まずルノーとはどういうメーカーかということを先に簡単に説明すると、1898年にフランスで創業された自動車メーカーであり大戦中より多くの自動車を生産し世界に送り出してきました。
しかし第二次大戦中に一時的にドイツの占領下におかれてしまったことをきっかけにドイツ軍のための自動車を生産することになってしまい、そのことが戦後に大きなイメージダウンとなり創業者であったルイ・ルノーは獄中死をするという痛ましい結果になっています。
戦後ドイツ占領から解放されたルノーはフランス政府によって国営企業となり、以後1986年に民営化されるまでフランス政府が運営をする自動車会社として存在をしてきました。
のちに1999年に日産のCEOカルロス・ゴーンが同じくルノーのCEOとなったことで提携がなされましたが、現在でもルノーの筆頭株主はフランス政府であり、日産自動車は15%の株式比率を持つ第2株主となっています。
一方ルノーは日産自動車の株式を40%近く保有している筆頭株主であり、形式的には日産自動車はルノーの傘下の企業ということになっています。
同じCEOであるカルロス・ゴーン氏ですが、ルノーと日産の自動車造りを一体化させることはなく提携が開始される時点から「日産らしさを失わせない」という日本独自の方法を貫く方針を徹底させてきました。
その結果ルノーと日産は現在までまったく異なる企業文化を持った別ものの自動車メーカーとして存在をしています。
当然そのことにより販売されている自動車の形状やスタイルは大きく違っており、日本国内のルノーのお店では日本ではちょっと見られない独特のデザインの車種を見かけることができます。
アメージング・パンプキンを乗りこなす
カングーという車種が登場したのは1997年のことで、当時ルノーの主力モデルであったクリオ(日本国内ではルーテシア)からの次世代機として登場をしました。
カングーエクスプレスという名前で呼ばれていた車は、ルノーのオフィシャルカラーである山吹色のモデルを表に出していたことで、「アメージングパンプキン」という愛称で親しまれ多くのファンを獲得しました。
車体の特長は高い屋根と広い社内、後部座席には両側スライドドアを装備しているという点です。

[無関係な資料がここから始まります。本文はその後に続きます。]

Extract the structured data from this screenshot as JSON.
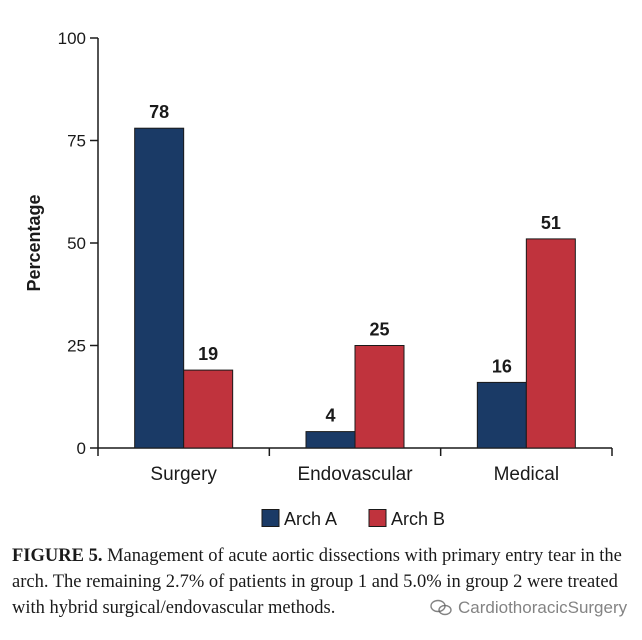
{
  "chart_data": {
    "type": "bar",
    "categories": [
      "Surgery",
      "Endovascular",
      "Medical"
    ],
    "series": [
      {
        "name": "Arch A",
        "values": [
          78,
          4,
          16
        ],
        "color": "#1a3a66"
      },
      {
        "name": "Arch B",
        "values": [
          19,
          25,
          51
        ],
        "color": "#c0333d"
      }
    ],
    "ylabel": "Percentage",
    "xlabel": "",
    "ylim": [
      0,
      100
    ],
    "yticks": [
      0,
      25,
      50,
      75,
      100
    ],
    "grid": false,
    "legend": "bottom-center"
  },
  "caption": {
    "label": "FIGURE 5.",
    "text": "Management of acute aortic dissections with primary entry tear in the arch. The remaining 2.7% of patients in group 1 and 5.0% in group 2 were treated with hybrid surgical/endovascular methods."
  },
  "watermark": {
    "text": "CardiothoracicSurgery",
    "icon": "wechat-icon"
  }
}
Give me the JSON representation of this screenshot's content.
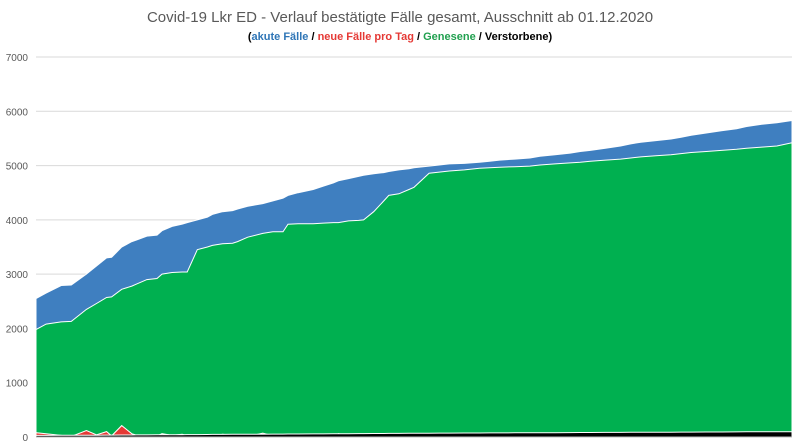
{
  "chart_data": {
    "type": "area",
    "title": "Covid-19 Lkr ED - Verlauf bestätigte Fälle gesamt, Ausschnitt ab 01.12.2020",
    "subtitle_parts": [
      {
        "text": "(",
        "color": "#000000"
      },
      {
        "text": "akute Fälle",
        "color": "#2e75b6"
      },
      {
        "text": " / ",
        "color": "#000000"
      },
      {
        "text": "neue Fälle pro Tag",
        "color": "#e53935"
      },
      {
        "text": " / ",
        "color": "#000000"
      },
      {
        "text": "Genesene",
        "color": "#21a04f"
      },
      {
        "text": " / ",
        "color": "#000000"
      },
      {
        "text": "Verstorbene",
        "color": "#000000"
      },
      {
        "text": ")",
        "color": "#000000"
      }
    ],
    "ylim": [
      0,
      7000
    ],
    "yticks": [
      "0",
      "1000",
      "2000",
      "3000",
      "4000",
      "5000",
      "6000",
      "7000"
    ],
    "grid": true,
    "x": [
      0,
      2,
      5,
      7,
      10,
      12,
      14,
      15,
      17,
      19,
      20,
      22,
      24,
      25,
      27,
      29,
      30,
      32,
      34,
      35,
      37,
      39,
      40,
      42,
      45,
      47,
      49,
      50,
      52,
      55,
      57,
      59,
      60,
      62,
      64,
      65,
      67,
      69,
      70,
      72,
      74,
      75,
      78,
      80,
      82,
      85,
      88,
      90,
      92,
      95,
      98,
      100,
      103,
      106,
      108,
      110,
      113,
      116,
      118,
      120,
      123,
      126,
      128,
      130,
      133,
      136,
      139,
      141,
      144,
      147,
      150
    ],
    "series": [
      {
        "name": "akute Fälle",
        "color": "#3f7fc0",
        "values": [
          2550,
          2650,
          2790,
          2800,
          3000,
          3150,
          3300,
          3310,
          3500,
          3600,
          3630,
          3700,
          3720,
          3800,
          3880,
          3920,
          3950,
          4000,
          4050,
          4100,
          4150,
          4170,
          4200,
          4250,
          4300,
          4350,
          4400,
          4450,
          4500,
          4560,
          4620,
          4680,
          4720,
          4760,
          4800,
          4820,
          4850,
          4870,
          4890,
          4920,
          4940,
          4960,
          4990,
          5010,
          5030,
          5040,
          5060,
          5080,
          5100,
          5120,
          5140,
          5170,
          5200,
          5230,
          5260,
          5280,
          5320,
          5360,
          5400,
          5430,
          5460,
          5490,
          5520,
          5560,
          5600,
          5640,
          5680,
          5720,
          5760,
          5790,
          5830
        ]
      },
      {
        "name": "Genesene",
        "color": "#00b050",
        "values": [
          1980,
          2080,
          2120,
          2130,
          2350,
          2460,
          2570,
          2580,
          2720,
          2780,
          2820,
          2900,
          2920,
          3000,
          3030,
          3040,
          3040,
          3450,
          3500,
          3530,
          3560,
          3570,
          3600,
          3680,
          3750,
          3780,
          3780,
          3920,
          3930,
          3930,
          3940,
          3950,
          3950,
          3980,
          3990,
          4000,
          4150,
          4350,
          4450,
          4480,
          4560,
          4600,
          4860,
          4880,
          4900,
          4920,
          4950,
          4960,
          4970,
          4980,
          4990,
          5010,
          5030,
          5050,
          5060,
          5080,
          5100,
          5120,
          5140,
          5160,
          5180,
          5200,
          5220,
          5240,
          5260,
          5280,
          5300,
          5320,
          5340,
          5360,
          5420
        ]
      },
      {
        "name": "neue Fälle pro Tag",
        "color": "#e53935",
        "values": [
          80,
          60,
          30,
          10,
          120,
          40,
          100,
          20,
          210,
          60,
          30,
          10,
          20,
          60,
          30,
          50,
          20,
          30,
          40,
          10,
          50,
          30,
          20,
          10,
          70,
          20,
          10,
          20,
          40,
          10,
          30,
          20,
          60,
          20,
          10,
          30,
          40,
          20,
          50,
          30,
          20,
          40,
          20,
          10,
          30,
          20,
          50,
          20,
          30,
          10,
          40,
          20,
          30,
          20,
          10,
          40,
          20,
          30,
          20,
          50,
          30,
          20,
          10,
          40,
          30,
          20,
          50,
          30,
          20,
          40,
          30
        ]
      },
      {
        "name": "Verstorbene",
        "color": "#000000",
        "values": [
          30,
          30,
          31,
          32,
          33,
          34,
          35,
          35,
          36,
          37,
          38,
          39,
          40,
          41,
          42,
          43,
          44,
          45,
          46,
          47,
          48,
          49,
          50,
          51,
          52,
          53,
          54,
          55,
          56,
          57,
          58,
          59,
          60,
          61,
          62,
          63,
          64,
          65,
          66,
          67,
          68,
          69,
          70,
          71,
          72,
          73,
          74,
          75,
          76,
          77,
          78,
          79,
          80,
          81,
          82,
          83,
          84,
          85,
          86,
          87,
          88,
          89,
          90,
          91,
          92,
          93,
          94,
          95,
          96,
          97,
          98
        ]
      }
    ]
  }
}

またトランク部分になるバックドアでは観音開きを採用しており、荷物の多い家族向けにとって非常に使い勝手がよいと当時より大評判になりました。
日本においてこのカングーが輸入されるようになったのは本国より4年遅れること2002年の3月からで、日本向けに若干のモデル変更はありつつも使い勝手の良さはそのまま踏襲されています。

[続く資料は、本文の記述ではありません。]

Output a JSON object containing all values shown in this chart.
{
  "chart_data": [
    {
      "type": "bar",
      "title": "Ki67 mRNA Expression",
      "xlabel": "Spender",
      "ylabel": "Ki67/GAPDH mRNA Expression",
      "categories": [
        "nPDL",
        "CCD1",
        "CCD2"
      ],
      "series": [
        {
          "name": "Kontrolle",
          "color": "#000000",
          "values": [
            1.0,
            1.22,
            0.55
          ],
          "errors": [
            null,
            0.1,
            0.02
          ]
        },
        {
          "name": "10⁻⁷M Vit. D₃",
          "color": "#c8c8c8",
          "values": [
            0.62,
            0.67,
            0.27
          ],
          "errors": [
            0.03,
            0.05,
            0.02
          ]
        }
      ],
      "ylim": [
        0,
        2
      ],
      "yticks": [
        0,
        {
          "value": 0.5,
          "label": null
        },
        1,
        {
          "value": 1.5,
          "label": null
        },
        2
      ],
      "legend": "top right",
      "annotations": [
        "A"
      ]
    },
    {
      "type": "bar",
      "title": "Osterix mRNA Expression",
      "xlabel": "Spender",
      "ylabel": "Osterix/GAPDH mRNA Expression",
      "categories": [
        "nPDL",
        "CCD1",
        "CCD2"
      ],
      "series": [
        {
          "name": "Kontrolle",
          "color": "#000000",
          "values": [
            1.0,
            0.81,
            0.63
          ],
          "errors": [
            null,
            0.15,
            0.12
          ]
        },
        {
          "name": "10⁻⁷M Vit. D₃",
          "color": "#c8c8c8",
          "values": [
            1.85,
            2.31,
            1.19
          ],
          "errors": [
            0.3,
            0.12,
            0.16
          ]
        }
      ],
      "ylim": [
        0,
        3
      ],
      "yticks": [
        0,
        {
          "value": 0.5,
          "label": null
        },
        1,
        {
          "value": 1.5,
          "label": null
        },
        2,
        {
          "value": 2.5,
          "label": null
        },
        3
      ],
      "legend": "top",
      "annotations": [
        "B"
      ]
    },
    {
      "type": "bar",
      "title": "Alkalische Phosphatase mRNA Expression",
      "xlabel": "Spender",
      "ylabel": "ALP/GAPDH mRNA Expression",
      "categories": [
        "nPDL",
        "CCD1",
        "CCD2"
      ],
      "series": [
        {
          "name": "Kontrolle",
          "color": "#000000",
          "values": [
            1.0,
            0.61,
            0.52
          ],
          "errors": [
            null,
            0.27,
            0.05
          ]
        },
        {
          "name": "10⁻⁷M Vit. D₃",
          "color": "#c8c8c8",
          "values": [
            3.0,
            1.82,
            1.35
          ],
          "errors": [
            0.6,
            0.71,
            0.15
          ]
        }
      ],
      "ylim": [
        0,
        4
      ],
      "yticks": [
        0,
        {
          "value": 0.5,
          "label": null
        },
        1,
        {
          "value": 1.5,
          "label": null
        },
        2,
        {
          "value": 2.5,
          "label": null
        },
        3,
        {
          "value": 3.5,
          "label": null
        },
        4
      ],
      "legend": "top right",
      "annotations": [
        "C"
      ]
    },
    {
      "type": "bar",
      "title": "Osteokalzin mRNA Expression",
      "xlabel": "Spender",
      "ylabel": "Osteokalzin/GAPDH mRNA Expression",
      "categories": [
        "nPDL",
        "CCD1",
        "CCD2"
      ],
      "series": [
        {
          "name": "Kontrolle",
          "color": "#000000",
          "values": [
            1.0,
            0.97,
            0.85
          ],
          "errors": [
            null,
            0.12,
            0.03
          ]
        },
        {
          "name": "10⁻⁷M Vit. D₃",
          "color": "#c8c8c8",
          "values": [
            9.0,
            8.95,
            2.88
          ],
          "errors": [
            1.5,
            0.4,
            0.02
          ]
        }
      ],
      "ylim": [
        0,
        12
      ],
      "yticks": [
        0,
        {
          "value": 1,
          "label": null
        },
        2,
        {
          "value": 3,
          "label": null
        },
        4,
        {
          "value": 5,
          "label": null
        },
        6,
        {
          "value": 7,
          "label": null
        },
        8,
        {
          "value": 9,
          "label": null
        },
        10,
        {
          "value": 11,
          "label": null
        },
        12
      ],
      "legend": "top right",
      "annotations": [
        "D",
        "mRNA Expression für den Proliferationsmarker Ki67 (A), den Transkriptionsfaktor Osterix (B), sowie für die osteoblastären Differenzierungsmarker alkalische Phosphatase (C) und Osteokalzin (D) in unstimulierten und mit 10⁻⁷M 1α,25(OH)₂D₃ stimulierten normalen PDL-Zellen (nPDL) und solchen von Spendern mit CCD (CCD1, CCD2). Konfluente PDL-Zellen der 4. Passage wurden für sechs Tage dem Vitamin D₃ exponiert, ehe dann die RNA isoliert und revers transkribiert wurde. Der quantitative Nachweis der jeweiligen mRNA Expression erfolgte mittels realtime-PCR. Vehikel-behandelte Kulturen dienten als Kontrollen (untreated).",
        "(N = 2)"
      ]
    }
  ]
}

ルノージャポンで販売されているカングーは後部ドアが跳ね上げ式のハッチバックになっているところに大きな変更がされており、よりルノーらしさを求めるファンは並行輸入品である観音開き式のカングーを求めて購入するということもありました。
なお当時は本体価格は並行輸入品の方が20万円ほど高くなってしまいましたが、それでも本家のバックドアがどうしても欲しいという声は高かったようです。
現行モデルではバックドアが復活
カングーは現行モデルでは何度か改良がくわえられ、いくつかのタイプ別の仕様で販売をされています。
かつてルノーファンから総スカンを食らった跳ね上げ式のハッチバックタイプは特別使用車となり、現在では標準的な車体にすべて観音開き型ドアがつけられています。

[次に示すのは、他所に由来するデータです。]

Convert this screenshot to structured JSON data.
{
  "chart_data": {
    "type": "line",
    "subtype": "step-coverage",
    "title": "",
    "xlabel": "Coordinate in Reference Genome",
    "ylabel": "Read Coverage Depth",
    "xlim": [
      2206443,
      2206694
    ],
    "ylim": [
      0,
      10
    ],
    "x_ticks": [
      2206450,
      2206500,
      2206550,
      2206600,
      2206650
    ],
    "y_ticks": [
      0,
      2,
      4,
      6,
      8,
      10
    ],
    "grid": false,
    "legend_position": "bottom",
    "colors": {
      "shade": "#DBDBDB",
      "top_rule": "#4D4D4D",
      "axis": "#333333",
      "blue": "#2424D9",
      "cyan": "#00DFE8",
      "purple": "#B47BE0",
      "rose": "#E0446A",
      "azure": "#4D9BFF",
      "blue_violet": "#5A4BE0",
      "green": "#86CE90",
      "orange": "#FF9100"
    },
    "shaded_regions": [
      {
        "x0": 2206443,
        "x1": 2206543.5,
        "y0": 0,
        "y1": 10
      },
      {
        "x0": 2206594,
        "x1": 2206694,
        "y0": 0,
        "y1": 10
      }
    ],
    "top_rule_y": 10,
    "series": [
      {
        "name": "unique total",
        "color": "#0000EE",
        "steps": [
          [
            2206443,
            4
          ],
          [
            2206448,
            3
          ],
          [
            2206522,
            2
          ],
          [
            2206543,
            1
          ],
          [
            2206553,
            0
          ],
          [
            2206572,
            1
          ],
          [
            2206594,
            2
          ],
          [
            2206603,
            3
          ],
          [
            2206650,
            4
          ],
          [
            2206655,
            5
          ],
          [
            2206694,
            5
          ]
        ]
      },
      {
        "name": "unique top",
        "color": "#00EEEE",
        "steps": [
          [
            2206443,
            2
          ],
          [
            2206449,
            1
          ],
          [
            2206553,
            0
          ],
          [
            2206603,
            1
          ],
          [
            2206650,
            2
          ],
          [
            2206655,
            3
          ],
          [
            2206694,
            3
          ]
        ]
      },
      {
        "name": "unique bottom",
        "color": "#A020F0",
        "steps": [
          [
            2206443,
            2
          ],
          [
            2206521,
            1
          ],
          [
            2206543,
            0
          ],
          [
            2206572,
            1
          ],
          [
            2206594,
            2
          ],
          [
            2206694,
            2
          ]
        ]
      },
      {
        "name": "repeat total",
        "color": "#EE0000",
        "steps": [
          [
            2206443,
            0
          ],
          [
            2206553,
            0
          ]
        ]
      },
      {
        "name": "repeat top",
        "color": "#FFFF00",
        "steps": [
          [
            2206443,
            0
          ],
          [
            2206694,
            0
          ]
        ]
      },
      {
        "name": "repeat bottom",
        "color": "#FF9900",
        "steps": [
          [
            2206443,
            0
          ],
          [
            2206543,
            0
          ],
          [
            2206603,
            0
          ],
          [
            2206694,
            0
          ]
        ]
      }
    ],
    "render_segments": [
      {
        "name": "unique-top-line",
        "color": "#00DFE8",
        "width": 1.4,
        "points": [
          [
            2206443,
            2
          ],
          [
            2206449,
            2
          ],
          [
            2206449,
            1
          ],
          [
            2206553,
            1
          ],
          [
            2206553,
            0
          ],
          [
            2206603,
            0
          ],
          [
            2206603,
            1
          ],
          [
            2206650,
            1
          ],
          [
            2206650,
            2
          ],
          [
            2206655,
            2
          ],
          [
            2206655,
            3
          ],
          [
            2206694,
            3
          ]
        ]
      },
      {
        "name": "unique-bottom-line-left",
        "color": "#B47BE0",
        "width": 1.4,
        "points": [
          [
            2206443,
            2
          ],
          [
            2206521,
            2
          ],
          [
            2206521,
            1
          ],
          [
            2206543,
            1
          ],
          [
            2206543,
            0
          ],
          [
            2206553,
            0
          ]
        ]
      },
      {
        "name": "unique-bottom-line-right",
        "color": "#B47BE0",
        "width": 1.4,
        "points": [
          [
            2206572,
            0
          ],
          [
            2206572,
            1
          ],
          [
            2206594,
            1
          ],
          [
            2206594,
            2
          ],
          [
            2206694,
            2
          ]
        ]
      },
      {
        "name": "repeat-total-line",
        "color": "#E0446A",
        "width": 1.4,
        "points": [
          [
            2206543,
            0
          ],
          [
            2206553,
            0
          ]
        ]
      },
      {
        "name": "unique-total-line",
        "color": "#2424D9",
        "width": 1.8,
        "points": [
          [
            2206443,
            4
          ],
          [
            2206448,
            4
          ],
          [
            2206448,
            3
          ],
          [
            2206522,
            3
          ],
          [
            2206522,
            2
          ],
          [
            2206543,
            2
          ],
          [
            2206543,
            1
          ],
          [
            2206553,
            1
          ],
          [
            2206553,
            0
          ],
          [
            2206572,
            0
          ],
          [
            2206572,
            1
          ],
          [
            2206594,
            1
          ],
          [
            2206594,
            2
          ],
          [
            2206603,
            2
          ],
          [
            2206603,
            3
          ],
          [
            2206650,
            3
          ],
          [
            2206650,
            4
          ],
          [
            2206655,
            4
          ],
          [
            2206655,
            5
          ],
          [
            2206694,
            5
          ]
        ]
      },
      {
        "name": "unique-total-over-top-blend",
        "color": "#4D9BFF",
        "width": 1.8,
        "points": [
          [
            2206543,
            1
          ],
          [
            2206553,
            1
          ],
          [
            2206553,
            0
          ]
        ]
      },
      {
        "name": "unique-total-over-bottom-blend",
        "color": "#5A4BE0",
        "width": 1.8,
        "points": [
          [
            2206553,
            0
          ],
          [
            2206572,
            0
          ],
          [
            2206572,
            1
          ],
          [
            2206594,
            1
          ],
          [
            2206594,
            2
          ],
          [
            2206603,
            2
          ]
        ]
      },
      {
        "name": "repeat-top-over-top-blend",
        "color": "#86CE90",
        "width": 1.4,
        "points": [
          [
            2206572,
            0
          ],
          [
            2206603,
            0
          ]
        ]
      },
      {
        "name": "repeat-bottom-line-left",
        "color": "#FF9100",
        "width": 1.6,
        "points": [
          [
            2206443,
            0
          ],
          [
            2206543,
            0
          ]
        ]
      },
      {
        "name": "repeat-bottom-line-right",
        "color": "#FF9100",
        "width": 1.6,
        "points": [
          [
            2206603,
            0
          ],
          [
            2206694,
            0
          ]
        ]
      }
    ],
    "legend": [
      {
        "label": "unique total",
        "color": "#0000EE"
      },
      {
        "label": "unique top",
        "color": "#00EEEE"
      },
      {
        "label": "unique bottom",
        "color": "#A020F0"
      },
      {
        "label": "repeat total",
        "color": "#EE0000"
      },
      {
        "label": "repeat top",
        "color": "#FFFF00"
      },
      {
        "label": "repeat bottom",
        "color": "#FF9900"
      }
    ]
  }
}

日本でのカングーユーザーに多いのはやはり荷物や人数が多くなりがちなファミリー層で、後部に多くの荷物を載せることができることからスポーツやアウトドアを好む人に人気が高いようです。
後部のスライドドアも子育て中の女性にとってうれしいところで、広々とした車内空間を好んで子供との移動用の車に使用している人も多くみられます。
またフランスらしいデザイン性の高さと、時期によって発売される特別使用車が人気となっておりかわいくておしゃれな車に乗りたいという女性からも多く買われています。